Em julho deste ano, presenciamos o segundo maior massacre carcerário da história deste país desde o massacre de Carandiru (SP).

No Centro de Recuperação Regional de Altamira, localizado no estado do Pará (PR), 57 presos foram mortos em uma guerra entre facções. Desde este acontecimento, o Ministro da Justiça Sergio Moro autorizou que as unidades prisionais do estado do Pará fossem controladas por uma força-tarefa. A situação carcerária, que já era ruim, por incrível que pareça se tornou um verdadeiro inferno na terra. 

Os presídios do estado do Pará se tornaram verdadeiros campos de concentração, onde psicopatas se dizem no direito de fazerem o que bem entendem com vidas humanas.
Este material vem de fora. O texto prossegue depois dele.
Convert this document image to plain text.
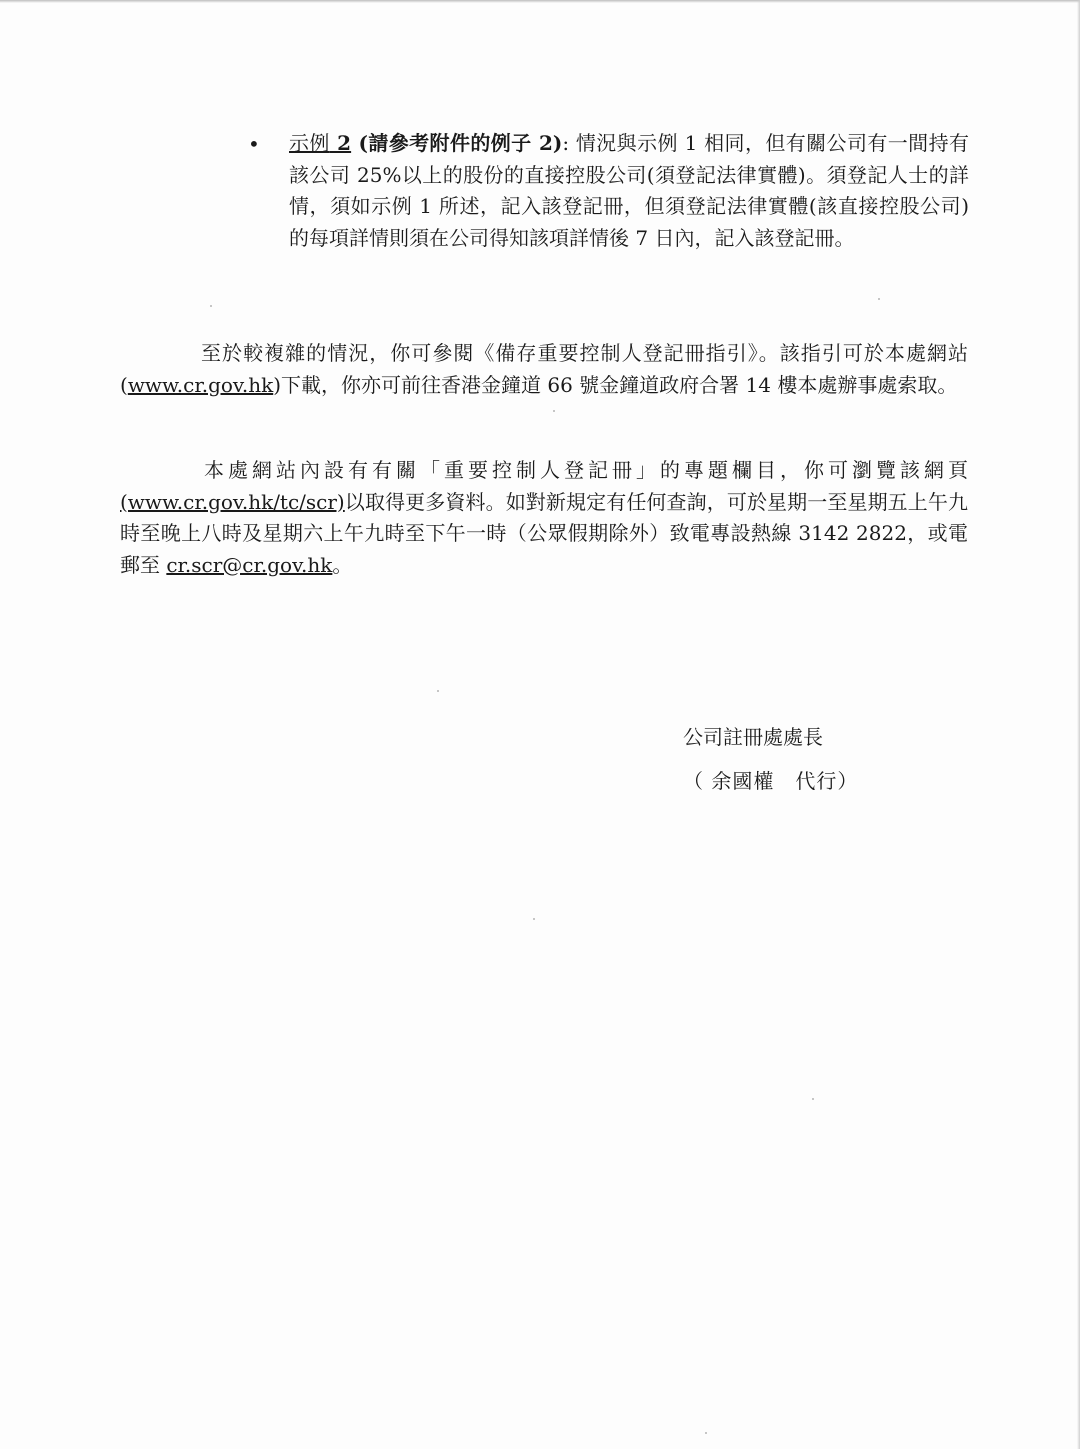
• 示例 2 (請參考附件的例子 2): 情況與示例 1 相同，但有關公司有一間持有該公司 25%以上的股份的直接控股公司(須登記法律實體)。須登記人士的詳情，須如示例 1 所述，記入該登記冊，但須登記法律實體(該直接控股公司)的每項詳情則須在公司得知該項詳情後 7 日內，記入該登記冊。
至於較複雜的情況，你可參閱《備存重要控制人登記冊指引》。該指引可於本處網站(www.cr.gov.hk)下載，你亦可前往香港金鐘道 66 號金鐘道政府合署 14 樓本處辦事處索取。
本處網站內設有有關「重要控制人登記冊」的專題欄目，你可瀏覽該網頁(www.cr.gov.hk/tc/scr)以取得更多資料。如對新規定有任何查詢，可於星期一至星期五上午九時至晚上八時及星期六上午九時至下午一時（公眾假期除外）致電專設熱線 3142 2822，或電郵至 cr.scr@cr.gov.hk。
公司註冊處處長
（ 余國權　代行）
Ora, de acordo com a Pastoral Carcerária, Ministério Público Federal, OAB e familiares de detentos, os castigos impostos são os mais diversos e cruéis.

No Centro de Reeducação Feminino, uma mulher chegou a abortar devido a violência física sofrida. E o massacre não para por aí: uma detenta fora cegada pelo uso de spray de pimenta; outras são obrigadas a se sentar sobre formigueiro, privadas de ir ao banheiro e têm de dormir em locais infestados por ratos.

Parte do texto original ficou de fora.